Nenhuma promotora que tenha chegado a TV nacional no wrestling americano pode simplesmente almejar ter os mesmos espectadores de sempre, deve querer crescer, não de uma forma brusca, mas sustentável. Para tal, não pode apresentar conteúdo que agrade apenas a uns nichos, e não à generalidade dos potenciais fãs. Medidas mais pequenas como a redução do tempo dos combates e do equilíbrio dos mesmos, passando as verdadeiras estrelas a dominar na maior parte do tempo e a ter de se esforçar pouco em muitos desses matches, ajudariam ainda mais a AEW que, neste momento, é até a única empresa americana a conseguir formar estrelas, a deixar que os seus lutadores tenham personalidade, a cativar o território americano como em anos não se viu. Desejo, genuinamente, o seu maior sucesso.

Hoje ficamos por aqui.

Até para a semana e obrigado pela leitura.

8 Comentários

  1. Rodrigo4 anos

    Penso que fizeste uma excelente análise e revejo-me em grande parte do artigo. Enquanto fã coloco-me mais na categoria de fã casual, na medida em que apenas vejo os programas semanais da WWE no YouTube e quando consigo vejo o PPVs em direto; senão conseguir, vejo no dia seguinte. Nunca vi um programa semanal ou um PPV da AEW. Não sou anti-AEW nem diehard fan de WWE, apenas não tenho interesse em ver, exatamente por uma das coisas que referiste: enquanto fã casual, não conheço mais de metade do roster da AEW.

  2. Et Billu4 anos

    Uma das características do Moxley é o seu gosto por combates violentos, logo o que faz mais sentido é justamente as suas feuds mais intensas terminarem em combates Hardcore, mesmo que parcela do publico não goste, essa é uma característica do personagem dele é deve ser usada.

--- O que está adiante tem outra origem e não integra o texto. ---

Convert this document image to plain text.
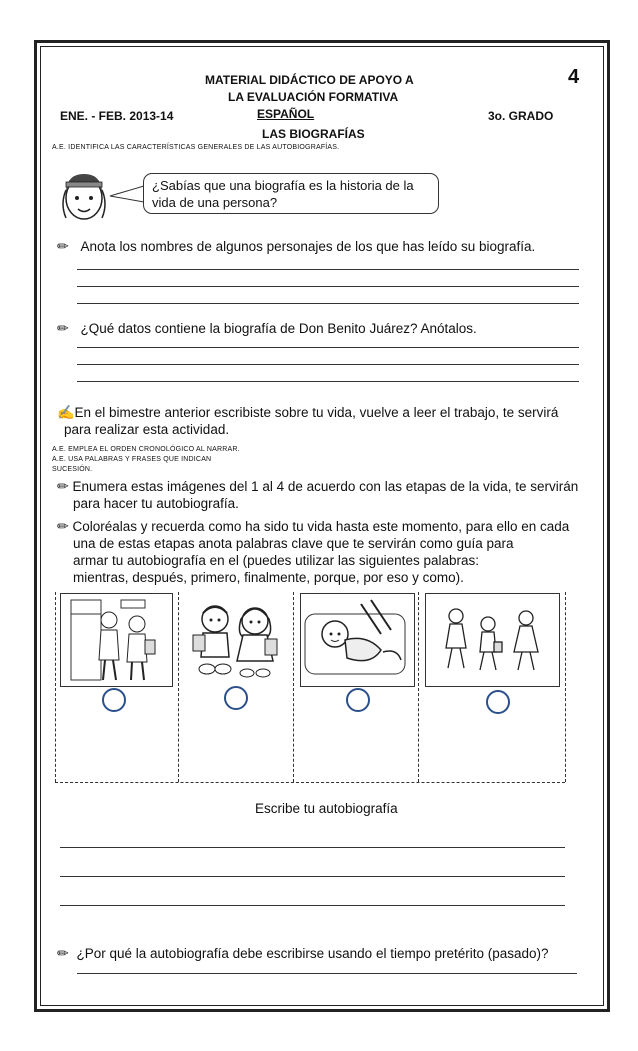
MATERIAL DIDÁCTICO DE APOYO A	4
LA EVALUACIÓN FORMATIVA
ENE. - FEB. 2013-14	ESPAÑOL	3o. GRADO
LAS BIOGRAFÍAS
A.E. IDENTIFICA LAS CARACTERÍSTICAS GENERALES DE LAS AUTOBIOGRAFÍAS.
¿Sabías que una biografía es la historia de la
vida de una persona?
✏ Anota los nombres de algunos personajes de los que has leído su biografía.
✏ ¿Qué datos contiene la biografía de Don Benito Juárez? Anótalos.
✍En el bimestre anterior escribiste sobre tu vida, vuelve a leer el trabajo, te servirá
para realizar esta actividad.
A.E. EMPLEA EL ORDEN CRONOLÓGICO AL NARRAR.
A.E. USA PALABRAS Y FRASES QUE INDICAN
SUCESIÓN.
✏ Enumera estas imágenes del 1 al 4 de acuerdo con las etapas de la vida, te servirán
para hacer tu autobiografía.
✏ Coloréalas y recuerda como ha sido tu vida hasta este momento, para ello en cada
una de estas etapas anota palabras clave que te servirán como guía para
armar tu autobiografía en el (puedes utilizar las siguientes palabras:
mientras, después, primero, finalmente, porque, por eso y como).
Escribe tu autobiografía
✏ ¿Por qué la autobiografía debe escribirse usando el tiempo pretérito (pasado)?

    • Obrigado pelo comentário. Respeito a tua opinião, mas discordo, mesmo tendo em conta essa característica da personagem, as histórias não tem todas de acabar dessa forma.

  3. Sandrojr4 anos

    Concordo com a maioria dos seus pontos, o artigo foi muito bem escrito, Mas Ricardo gostaria de saber a sua opinião sobre o reinado do Omega até agr, e oque ele pode fazer para melhorar e chamar mais a atenção do público casual, ficarei grato se me responde, ótimo artigo.

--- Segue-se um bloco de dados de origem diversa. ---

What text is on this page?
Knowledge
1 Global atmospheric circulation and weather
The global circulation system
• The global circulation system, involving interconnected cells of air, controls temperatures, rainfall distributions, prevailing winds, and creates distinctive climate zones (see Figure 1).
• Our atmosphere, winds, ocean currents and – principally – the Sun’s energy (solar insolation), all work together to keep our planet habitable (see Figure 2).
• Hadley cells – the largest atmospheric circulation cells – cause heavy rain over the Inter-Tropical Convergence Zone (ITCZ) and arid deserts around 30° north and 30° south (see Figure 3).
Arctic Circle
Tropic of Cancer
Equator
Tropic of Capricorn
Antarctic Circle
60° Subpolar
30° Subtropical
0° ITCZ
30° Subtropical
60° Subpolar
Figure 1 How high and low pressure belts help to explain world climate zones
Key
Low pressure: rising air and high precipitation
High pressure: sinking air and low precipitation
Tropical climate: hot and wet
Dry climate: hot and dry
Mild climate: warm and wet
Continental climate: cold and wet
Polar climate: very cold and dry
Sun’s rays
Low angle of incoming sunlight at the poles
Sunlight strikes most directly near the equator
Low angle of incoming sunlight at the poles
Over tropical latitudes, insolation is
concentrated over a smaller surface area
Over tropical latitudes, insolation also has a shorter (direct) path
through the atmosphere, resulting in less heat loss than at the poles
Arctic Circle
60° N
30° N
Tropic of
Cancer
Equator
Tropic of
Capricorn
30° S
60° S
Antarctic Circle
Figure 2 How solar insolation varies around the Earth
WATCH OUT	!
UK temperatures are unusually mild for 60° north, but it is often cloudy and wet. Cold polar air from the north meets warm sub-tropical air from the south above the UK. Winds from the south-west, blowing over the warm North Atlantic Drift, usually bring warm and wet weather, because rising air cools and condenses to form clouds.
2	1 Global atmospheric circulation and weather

    • Obrigado! Diria que o reinado do Kenny Omega, tirando aspetos como o Barbwire Exploding Death match ou andar a defender o título contra lutadores como o Joey Janella vá-se lá saber porquê, tem adotando uma personagem e personalidade que tenho gostado. No caso do Kenny, para chamar público mais casual, são mais as coisas que tem de deixar de fazer que são o problema, não o que lhe falta.

  4. Anonimo4 anos

    com os matches violentos eu discordo acho que a maioria do publico quer ver brutalidade. O que nao acho é que deve ser utilizada muitas vezes de forma exagerada para não perder a mágica

    • Obrigado pelo comentário. A tua diferença em relação a mim é uma diferença de grau, teríamos de ver o que queríamos dizer com “muitas vezes” e até com o termo “brutalidade”, e quais os limites.